Some of the magic happens here: notice the names used for the inputs and outputs of nodes in the pipeline. Like Lego blocks, here we can flexibly refer to different dataset definitions in our data catalogstarting, of course, with the dataset of raw customer data we created earlier.

There are a few final setup steps left to get everything working. The proportion of test data for the partitioning node is defined as the parameter to be passed. In Kedro, we define these “external” code parameters by adding them to the file conf/base/parameters.yml file. Let’s add to this currently empty configuration file:

Additionally, by default, the Kedro project imports modules from the PySpark library by default, which we won’t actually need. IN settings.py (in the “src” subdirectory) we can disable this by commenting out and modifying the first few existing lines of code as follows:

# Instantiated project hooks.
# from churn_predictor.hooks import SparkHooks  # noqa: E402

# Hooks are executed in a Last-In-First-Out (LIFO) order.
HOOKS = ()

Save all changes, make sure you have pandas installed in a working environment, and prepare to run the project from the IDE terminal:

This may or may not work at first, depending on the version of Kedro you have installed. If this doesn’t work and you will receive DatasetErrorthe likely solution is pip install kedro-datasets Or pip install pyarrow (or maybe both!) and then try running again.

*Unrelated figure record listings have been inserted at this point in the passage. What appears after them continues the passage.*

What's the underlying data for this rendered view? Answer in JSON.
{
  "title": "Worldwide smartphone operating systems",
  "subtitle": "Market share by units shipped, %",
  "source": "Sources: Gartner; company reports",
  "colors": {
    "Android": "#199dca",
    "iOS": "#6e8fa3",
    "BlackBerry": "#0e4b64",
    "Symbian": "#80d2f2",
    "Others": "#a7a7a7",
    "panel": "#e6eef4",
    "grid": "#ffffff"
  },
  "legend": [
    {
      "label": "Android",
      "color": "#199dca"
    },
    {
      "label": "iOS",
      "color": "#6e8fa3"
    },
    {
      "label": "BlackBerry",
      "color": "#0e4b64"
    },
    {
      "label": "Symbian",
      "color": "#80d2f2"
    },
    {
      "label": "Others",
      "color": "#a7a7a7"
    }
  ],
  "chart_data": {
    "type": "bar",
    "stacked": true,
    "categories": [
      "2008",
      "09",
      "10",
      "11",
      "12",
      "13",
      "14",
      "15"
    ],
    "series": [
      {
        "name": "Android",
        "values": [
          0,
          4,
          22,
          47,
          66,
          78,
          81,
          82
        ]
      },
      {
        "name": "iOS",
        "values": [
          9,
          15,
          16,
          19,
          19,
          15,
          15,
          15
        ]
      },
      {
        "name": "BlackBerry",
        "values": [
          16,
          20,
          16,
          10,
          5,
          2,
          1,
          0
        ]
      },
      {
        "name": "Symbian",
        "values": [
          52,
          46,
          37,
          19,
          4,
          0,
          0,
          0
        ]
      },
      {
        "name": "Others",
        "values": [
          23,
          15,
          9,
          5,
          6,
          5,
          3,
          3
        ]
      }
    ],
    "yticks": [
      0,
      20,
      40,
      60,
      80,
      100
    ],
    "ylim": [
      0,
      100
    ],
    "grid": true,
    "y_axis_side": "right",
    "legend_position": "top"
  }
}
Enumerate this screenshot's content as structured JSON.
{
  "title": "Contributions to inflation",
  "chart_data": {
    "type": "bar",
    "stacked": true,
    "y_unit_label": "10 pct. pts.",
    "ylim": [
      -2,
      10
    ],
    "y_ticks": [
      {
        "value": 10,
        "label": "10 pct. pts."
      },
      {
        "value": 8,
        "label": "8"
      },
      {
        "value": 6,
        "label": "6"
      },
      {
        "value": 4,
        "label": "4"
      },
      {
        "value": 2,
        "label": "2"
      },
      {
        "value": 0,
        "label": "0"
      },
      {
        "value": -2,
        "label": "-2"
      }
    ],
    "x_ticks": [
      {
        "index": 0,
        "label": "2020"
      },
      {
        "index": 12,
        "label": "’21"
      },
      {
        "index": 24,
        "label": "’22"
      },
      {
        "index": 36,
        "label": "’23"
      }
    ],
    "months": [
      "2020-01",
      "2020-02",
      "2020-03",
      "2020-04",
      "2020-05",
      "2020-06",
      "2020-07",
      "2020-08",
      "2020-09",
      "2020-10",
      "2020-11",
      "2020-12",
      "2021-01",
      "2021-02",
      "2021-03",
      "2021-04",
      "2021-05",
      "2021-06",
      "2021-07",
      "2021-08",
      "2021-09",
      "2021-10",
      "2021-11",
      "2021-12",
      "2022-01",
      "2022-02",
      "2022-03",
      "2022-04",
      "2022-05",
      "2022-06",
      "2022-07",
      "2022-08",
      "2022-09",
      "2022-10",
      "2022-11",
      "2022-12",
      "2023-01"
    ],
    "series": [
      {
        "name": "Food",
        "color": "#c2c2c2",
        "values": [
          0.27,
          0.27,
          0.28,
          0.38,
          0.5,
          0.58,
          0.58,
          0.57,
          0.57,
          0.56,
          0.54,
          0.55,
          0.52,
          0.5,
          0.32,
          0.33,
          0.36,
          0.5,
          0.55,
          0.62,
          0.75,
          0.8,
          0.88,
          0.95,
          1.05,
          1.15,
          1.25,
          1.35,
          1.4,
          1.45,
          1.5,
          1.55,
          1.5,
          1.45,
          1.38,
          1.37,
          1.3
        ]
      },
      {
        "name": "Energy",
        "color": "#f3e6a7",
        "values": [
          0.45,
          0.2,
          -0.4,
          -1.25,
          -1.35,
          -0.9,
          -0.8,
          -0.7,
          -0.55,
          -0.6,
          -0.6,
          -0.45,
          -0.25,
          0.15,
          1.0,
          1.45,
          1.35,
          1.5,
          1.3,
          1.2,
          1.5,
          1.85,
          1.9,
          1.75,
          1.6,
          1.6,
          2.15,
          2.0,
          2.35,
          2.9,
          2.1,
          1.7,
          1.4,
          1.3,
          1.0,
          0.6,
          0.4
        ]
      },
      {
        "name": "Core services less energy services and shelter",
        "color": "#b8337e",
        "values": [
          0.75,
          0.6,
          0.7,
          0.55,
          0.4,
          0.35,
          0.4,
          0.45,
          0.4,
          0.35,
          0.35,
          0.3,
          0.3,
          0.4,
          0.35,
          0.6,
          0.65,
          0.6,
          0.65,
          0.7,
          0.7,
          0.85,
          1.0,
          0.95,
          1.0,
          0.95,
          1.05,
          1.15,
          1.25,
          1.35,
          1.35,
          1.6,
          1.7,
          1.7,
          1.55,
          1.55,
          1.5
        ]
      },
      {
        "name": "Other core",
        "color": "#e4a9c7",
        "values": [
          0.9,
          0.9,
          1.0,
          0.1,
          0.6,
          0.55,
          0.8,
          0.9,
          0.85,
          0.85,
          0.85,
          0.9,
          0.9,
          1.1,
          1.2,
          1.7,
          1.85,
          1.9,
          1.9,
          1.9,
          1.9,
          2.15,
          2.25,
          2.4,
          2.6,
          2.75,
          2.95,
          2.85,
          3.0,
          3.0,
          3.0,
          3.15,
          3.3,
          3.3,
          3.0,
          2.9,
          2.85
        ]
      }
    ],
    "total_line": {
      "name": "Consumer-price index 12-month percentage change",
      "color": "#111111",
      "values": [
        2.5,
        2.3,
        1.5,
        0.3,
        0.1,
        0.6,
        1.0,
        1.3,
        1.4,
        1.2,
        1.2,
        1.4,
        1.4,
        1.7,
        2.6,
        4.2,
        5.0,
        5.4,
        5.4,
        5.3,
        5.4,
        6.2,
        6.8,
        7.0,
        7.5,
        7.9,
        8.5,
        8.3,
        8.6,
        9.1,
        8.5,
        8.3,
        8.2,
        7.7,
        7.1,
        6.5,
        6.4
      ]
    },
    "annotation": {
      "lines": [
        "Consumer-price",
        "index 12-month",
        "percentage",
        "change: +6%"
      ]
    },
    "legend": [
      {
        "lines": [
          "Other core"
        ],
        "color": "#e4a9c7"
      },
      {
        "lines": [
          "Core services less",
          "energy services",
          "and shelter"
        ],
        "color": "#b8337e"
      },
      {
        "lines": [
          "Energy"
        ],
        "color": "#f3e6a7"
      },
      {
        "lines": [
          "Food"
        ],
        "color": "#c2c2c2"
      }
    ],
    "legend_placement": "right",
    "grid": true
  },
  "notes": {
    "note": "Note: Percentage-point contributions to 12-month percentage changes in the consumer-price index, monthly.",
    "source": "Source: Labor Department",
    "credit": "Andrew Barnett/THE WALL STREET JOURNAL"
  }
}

Hopefully you can receive several “INFO” messages informing you about different stages of the data flow. This is a good sign. In data/02_intermediate directory, you can find several parquet files containing the data processing results.

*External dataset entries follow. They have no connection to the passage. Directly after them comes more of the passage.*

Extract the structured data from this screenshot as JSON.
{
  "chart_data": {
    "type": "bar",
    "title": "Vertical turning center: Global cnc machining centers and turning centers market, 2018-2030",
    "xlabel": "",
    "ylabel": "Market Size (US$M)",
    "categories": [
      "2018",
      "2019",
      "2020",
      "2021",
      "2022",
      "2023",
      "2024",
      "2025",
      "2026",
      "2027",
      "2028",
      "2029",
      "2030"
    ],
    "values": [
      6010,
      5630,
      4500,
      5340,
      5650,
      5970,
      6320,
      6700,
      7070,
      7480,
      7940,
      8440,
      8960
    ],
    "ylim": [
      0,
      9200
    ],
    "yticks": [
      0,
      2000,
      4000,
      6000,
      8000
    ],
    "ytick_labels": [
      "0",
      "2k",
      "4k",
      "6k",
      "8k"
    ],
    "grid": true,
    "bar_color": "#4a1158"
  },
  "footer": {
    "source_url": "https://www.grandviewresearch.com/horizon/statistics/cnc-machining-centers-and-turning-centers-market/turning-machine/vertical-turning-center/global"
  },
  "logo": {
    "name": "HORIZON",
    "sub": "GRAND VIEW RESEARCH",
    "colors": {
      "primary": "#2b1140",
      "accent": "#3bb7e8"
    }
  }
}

To finish, you can optionally pip install kedro-viz and run kedro viz to open an interactive graph of your brilliant workflow in your browser, as shown below:

Kedro-viz: an interactive workflow visualization tool

# Summary

We will leave further exploration of this tool to a possible future article. If you’ve landed here, you’ve been able to build your first Kedro project and learn its core components and features, understanding how they interact along the way.

Well done!

Ivan Palomares Carrascosa is a thought leader, writer, speaker and advisor in the fields of Artificial Intelligence, Machine Learning, Deep Learning and LLM. Trains and advises others on the operate of artificial intelligence in the real world.